We want to at a minimum count (and possibly query and return) the number of full documents that match a query.
So for example, if I have the query "dog AND cat", I want to be able to query the set of paragraphs that match "dog AND cat". I also want to be able to count (and possibly retrieve) the full documents that match "dog AND cat". This differs from querying just the set of paragraphs because a full document may have "dog" in paragraph 1 and "cat" in paragraph 2, and we don't want to miss this (which we will when just querying the paragraphs).
Two questions:
Is there an efficient way of indexing the documents that doesn't require indexing the document chunks separately from storing the full document? If at all possible, we want to avoid indexing the same content twice, but I can't think of a way to do it that satisfies both of the above requirements.
If the answer to 1. is no, then what is the most efficient way to index the chunks and full documents in ES. I was thinking of doing a parent-child relationship where we store the full document and document level metadata as the parent and then the paragraphs and paragraph level metadata as the children so that we can easily return document level information with the paragraph if necessary.
It strongly depends on what you mean by "long documents". Is the volume 100k? 1000k? 1000m? Or the count?

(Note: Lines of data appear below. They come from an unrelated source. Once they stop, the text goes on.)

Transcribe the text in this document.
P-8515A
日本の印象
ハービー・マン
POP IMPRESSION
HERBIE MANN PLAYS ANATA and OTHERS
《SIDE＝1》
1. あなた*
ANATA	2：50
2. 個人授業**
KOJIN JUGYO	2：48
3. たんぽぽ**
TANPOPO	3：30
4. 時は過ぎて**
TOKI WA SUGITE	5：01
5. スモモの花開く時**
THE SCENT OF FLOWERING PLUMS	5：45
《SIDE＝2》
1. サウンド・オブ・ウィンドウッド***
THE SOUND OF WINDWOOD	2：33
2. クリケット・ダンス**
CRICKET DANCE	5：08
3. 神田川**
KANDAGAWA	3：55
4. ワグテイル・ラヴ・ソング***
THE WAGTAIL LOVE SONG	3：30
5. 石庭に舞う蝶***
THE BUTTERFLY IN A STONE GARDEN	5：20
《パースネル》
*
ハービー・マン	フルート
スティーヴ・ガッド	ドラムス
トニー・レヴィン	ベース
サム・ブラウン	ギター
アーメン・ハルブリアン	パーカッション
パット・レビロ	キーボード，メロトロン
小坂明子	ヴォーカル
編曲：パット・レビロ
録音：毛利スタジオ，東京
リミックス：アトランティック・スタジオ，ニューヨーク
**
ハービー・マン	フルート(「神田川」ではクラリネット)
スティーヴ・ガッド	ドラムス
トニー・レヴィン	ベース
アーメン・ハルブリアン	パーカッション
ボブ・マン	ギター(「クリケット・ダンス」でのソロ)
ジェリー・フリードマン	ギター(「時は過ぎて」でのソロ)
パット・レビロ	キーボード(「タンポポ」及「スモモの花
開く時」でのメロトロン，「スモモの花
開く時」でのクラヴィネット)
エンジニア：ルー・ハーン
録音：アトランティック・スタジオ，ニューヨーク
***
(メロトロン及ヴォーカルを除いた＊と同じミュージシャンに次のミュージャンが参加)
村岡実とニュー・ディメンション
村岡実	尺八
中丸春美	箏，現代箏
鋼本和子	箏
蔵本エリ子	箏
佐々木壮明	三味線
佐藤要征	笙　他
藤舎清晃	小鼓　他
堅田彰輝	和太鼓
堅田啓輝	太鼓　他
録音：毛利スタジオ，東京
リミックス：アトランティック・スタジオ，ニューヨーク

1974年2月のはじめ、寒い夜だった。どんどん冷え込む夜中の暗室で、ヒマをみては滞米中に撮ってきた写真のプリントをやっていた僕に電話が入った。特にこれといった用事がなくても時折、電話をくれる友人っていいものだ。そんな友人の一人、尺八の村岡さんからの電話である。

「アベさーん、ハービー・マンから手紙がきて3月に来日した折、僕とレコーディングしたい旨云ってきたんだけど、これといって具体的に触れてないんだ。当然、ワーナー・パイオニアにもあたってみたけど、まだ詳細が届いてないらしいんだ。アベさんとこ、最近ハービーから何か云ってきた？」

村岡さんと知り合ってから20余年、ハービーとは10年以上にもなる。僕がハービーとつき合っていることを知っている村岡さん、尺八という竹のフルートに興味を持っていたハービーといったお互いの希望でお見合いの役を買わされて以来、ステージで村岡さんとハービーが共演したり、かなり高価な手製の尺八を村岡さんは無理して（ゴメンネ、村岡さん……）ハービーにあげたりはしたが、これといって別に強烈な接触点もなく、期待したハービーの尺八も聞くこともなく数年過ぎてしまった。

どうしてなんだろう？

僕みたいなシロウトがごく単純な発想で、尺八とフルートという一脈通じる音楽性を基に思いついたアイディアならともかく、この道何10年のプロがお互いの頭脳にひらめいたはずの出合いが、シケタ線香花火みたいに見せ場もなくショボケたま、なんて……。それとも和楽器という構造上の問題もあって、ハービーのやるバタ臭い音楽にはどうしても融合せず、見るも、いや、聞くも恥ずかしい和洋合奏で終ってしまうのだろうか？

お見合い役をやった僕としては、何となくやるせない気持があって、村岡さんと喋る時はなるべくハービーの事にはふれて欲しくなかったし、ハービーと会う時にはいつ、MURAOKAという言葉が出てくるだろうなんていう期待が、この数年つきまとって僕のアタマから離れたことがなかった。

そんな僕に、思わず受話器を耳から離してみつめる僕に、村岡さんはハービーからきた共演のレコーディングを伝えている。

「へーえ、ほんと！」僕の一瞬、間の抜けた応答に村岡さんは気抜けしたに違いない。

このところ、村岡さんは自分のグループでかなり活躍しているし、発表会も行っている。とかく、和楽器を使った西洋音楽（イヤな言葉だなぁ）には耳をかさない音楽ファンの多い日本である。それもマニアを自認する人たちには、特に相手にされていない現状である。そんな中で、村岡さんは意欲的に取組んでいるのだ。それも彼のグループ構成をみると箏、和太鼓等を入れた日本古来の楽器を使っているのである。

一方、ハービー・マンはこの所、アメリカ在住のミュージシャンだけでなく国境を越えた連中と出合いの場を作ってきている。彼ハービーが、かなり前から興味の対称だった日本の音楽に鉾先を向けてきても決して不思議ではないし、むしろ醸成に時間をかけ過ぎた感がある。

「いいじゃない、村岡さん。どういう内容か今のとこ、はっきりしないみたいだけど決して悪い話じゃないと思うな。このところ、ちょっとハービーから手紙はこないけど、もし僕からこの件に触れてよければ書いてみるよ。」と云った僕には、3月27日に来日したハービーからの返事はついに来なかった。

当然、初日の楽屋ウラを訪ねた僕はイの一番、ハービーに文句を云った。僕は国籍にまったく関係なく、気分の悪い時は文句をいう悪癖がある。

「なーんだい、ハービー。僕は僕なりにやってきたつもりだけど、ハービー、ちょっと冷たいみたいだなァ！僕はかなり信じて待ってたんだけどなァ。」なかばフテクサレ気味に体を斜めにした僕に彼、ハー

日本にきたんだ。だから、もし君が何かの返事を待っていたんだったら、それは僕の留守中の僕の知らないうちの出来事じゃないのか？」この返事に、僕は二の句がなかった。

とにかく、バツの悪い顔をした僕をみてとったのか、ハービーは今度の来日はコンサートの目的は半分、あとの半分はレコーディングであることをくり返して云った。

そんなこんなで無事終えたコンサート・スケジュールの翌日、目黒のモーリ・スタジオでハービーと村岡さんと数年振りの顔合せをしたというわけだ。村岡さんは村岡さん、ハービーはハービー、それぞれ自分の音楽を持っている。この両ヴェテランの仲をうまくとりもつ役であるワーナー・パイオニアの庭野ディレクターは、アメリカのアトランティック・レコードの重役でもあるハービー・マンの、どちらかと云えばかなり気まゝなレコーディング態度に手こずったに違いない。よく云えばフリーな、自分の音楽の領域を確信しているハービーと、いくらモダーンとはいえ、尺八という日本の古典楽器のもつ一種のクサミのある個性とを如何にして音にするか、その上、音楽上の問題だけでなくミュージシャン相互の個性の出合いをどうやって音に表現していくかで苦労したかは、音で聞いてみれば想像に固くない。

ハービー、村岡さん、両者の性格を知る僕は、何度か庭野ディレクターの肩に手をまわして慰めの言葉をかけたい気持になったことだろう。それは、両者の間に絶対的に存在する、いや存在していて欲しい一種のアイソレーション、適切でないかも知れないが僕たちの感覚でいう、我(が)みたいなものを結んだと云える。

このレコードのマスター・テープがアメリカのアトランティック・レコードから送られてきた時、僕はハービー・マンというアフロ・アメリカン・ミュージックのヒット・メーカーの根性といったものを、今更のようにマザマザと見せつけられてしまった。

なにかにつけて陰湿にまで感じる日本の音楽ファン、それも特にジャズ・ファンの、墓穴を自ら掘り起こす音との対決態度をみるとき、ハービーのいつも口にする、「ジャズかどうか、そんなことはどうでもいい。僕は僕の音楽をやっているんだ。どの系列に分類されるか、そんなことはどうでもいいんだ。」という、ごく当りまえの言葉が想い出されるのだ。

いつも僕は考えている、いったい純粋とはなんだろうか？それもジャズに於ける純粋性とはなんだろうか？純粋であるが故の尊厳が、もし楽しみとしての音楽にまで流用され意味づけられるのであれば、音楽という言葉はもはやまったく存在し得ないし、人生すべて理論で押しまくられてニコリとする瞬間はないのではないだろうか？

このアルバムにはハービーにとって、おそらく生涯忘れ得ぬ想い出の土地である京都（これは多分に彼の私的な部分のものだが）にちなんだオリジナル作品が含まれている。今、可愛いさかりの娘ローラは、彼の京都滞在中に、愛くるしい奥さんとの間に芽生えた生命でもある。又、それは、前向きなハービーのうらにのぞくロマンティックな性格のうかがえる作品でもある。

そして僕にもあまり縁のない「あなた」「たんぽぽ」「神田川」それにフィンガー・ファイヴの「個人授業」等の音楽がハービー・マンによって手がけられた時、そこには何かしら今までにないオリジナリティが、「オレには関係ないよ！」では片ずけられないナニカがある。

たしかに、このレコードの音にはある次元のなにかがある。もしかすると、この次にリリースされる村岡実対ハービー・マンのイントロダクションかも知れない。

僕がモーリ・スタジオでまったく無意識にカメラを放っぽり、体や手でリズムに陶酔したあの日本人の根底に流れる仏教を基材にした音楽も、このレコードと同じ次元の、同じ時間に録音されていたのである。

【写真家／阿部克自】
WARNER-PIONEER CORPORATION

Note that parent/child relationship requires routing and routing efficiency depends on your shard structure. If you have few nodes and few shards, there is not much difference, but if you can scale your nodes to a few dozen or hundreds, or if you can distribute the documents over several indices, you can handle large shard count and parent/child can be distributed more comfortably. The shard size is crucial, it should not grow over some GB.
Yes, indexing your paragraphs with coordinates, like 'document ID' and 'paragraph ID', into Elasticsearch documents, will make sense. Your queries will return exact paragraph coordinates as result.
"most efficient" always depends on your query use case and how much time/space you want to trade. For example, you can use aggregate query to return the estimated document count for the matched paragraphs. But sometimes you want the exact document count, and maybe a second query would make more sense.
You can index document metadata in a "metadata document" or augment all paragraphs with the metadata. The "metadata document" would require an extra "get" request while the denormalized metadata over all paragraphs take more space and is hard to change once written. So there is always a price to pay, and no exact answer to your question.
Hmm I'm not sure how indexing with paragraph coordinates gets around the issue of querying within paragraphs AND querying within the full document for 1.?
To my "dog AND cat" query example, indexing at the paragraph level allows me to query for paragraphs with both dog and cat, but it doesn't seem like it would allow me to find documents where dog appears in one paragraph and cat appears in another in the same document?